Sequencing questions are now the frontier. If belzutifan is used in the second line, can it still be deployed in later lines after progression? If a patient receives belzutifan adjuvantly and then recurs, what second-line options remain? These are not hypothetical future questions — they are questions our patients will ask us in clinic within the next twelve months. We need prospective trial infrastructure to answer them, and we need to build it now.
For the research community, several priorities emerge. First, the biomarker validation agenda must be formalized: ctDNA, KIM-1, and inflammatory markers need prospective validation cohorts with pre-defined endpoints and standardized assay conditions. Second, the non-ccRCC trials need to be adequately powered and molecularly enriched — small signals in rare histologies require creative trial designs, including adaptive and basket approaches, to generate actionable evidence efficiently. Third, the integration of patient-reported outcomes into trial design must become non-negotiable: the FKSI-DRS data from LITESPARK-011, showing no difference in quality-of-life deterioration between arms, is exactly the kind of information that allows patients to make genuinely informed decisions.

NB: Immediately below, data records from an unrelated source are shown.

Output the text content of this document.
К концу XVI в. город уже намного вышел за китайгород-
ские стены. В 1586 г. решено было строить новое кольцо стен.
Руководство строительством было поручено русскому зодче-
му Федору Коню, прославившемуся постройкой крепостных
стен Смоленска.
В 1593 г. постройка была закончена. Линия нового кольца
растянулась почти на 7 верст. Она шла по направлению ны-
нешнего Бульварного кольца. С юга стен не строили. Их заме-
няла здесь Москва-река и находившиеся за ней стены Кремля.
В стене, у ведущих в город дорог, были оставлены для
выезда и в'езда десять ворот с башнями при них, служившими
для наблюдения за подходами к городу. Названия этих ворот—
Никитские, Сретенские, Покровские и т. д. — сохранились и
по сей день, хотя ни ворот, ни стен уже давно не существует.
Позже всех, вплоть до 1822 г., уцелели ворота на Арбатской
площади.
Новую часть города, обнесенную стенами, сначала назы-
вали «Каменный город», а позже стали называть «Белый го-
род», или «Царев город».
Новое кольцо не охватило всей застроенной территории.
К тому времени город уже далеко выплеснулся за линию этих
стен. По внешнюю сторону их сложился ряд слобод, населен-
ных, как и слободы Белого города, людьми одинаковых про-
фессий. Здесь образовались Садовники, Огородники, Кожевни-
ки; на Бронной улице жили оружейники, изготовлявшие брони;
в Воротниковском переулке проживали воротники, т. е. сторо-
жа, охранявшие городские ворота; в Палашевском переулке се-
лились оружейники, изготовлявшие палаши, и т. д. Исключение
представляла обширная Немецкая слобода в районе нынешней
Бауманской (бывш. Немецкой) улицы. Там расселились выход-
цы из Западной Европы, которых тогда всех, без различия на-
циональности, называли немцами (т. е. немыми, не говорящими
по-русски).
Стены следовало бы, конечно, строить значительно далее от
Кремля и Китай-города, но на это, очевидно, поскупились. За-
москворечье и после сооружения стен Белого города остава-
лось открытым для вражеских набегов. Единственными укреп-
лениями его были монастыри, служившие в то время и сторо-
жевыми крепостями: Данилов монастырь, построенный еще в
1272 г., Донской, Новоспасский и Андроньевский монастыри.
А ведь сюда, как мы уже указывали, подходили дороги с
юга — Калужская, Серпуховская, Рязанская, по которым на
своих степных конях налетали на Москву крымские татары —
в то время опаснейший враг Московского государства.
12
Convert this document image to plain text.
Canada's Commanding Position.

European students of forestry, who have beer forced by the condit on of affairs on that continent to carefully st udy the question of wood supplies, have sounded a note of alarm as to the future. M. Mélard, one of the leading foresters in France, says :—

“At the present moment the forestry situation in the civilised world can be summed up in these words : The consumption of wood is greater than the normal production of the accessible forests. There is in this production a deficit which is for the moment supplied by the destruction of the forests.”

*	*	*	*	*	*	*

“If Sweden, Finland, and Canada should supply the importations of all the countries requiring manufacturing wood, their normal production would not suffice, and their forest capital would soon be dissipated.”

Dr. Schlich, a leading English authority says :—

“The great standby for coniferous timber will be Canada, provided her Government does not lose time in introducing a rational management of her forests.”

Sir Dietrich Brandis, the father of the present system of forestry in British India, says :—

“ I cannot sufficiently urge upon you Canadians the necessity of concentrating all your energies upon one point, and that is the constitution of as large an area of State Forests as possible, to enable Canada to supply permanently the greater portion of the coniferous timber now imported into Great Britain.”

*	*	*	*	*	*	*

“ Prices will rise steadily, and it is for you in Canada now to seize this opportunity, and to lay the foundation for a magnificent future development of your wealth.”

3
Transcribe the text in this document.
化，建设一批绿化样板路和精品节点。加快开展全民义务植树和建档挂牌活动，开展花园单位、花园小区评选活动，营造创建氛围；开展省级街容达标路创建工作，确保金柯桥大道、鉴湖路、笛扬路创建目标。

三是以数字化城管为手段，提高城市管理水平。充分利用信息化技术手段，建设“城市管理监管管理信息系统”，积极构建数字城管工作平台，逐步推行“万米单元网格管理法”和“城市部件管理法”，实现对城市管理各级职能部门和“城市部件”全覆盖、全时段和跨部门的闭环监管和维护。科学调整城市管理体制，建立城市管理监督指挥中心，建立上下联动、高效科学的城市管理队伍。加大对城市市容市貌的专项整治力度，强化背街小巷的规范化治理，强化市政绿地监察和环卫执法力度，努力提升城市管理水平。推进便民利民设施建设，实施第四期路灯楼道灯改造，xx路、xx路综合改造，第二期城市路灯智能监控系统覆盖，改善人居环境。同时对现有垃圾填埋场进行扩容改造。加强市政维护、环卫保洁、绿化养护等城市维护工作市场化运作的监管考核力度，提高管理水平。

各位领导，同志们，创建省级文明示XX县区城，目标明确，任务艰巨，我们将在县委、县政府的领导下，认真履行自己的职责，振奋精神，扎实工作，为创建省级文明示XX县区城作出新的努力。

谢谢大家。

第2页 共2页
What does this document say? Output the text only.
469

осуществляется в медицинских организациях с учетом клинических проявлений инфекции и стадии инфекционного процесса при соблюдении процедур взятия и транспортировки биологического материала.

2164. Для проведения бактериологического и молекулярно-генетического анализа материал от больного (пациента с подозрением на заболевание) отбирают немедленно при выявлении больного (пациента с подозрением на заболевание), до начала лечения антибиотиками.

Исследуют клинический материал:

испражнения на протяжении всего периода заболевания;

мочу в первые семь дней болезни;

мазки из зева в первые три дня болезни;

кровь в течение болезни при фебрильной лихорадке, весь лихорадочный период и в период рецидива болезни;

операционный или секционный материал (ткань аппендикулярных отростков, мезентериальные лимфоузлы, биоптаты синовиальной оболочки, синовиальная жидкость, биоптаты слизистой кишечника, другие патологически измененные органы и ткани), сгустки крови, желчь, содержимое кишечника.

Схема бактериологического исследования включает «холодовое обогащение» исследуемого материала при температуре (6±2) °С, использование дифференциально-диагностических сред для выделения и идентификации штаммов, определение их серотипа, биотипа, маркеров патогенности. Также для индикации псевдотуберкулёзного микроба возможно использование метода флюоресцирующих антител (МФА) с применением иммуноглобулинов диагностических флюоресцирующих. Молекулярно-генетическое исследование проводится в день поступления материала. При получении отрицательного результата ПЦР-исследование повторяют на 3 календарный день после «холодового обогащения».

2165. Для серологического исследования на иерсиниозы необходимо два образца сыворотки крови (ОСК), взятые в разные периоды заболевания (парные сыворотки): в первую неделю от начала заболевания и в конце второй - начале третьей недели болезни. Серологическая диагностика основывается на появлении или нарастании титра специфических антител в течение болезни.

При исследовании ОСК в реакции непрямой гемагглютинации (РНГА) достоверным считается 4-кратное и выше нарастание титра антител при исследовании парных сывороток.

Finally, as Editor-in-Chief of this journal, I want to acknowledge the scientific community that made this meeting possible: the thousands of patients who enrolled in these trials trusting us with their bodies and their futures; the investigators at Memorial Sloan Kettering, Dana-Farber, and dozens of international centers who conducted this work with rigor; and the patient advocates who ensured that the questions being asked were the ones that actually matter to people living with this disease. The pace of progress in kidney cancer is accelerating. Our obligation is to ensure that it accelerates equitably, transparently, and with the patient always at the center of what we do.
Disclosures:
The author declares no conflicts of interest directly relevant to the content of this editorial.
Key References:
1. Motzer RJ, et al. Belzutifan plus lenvatinib vs cabozantinib for advanced RCC after anti-PD-(L)1 therapy: Phase 3 LITESPARK-011 Study. J Clin Oncol. 2026;44(suppl 7):LBA417.
2. Choueiri TK, et al. Adjuvant pembrolizumab plus belzutifan vs pembrolizumab for ccRCC: Phase 3 LITESPARK-022 Study. J Clin Oncol. 2026;44(suppl 7):LBA418.
3. IKCC Global Patient Survey: Emotional Concerns in Kidney Cancer and Disparities in Patient Support across North America. Abstract 490. ASCO GU 2026.
4. VHL Alliance. ASCO GU 2026 Highlights: Progress in Kidney Cancer and VHL Research. March 2026.
5. IKCC. Summary of Kidney Cancer Highlights from ASCO GU 2026. March 2026.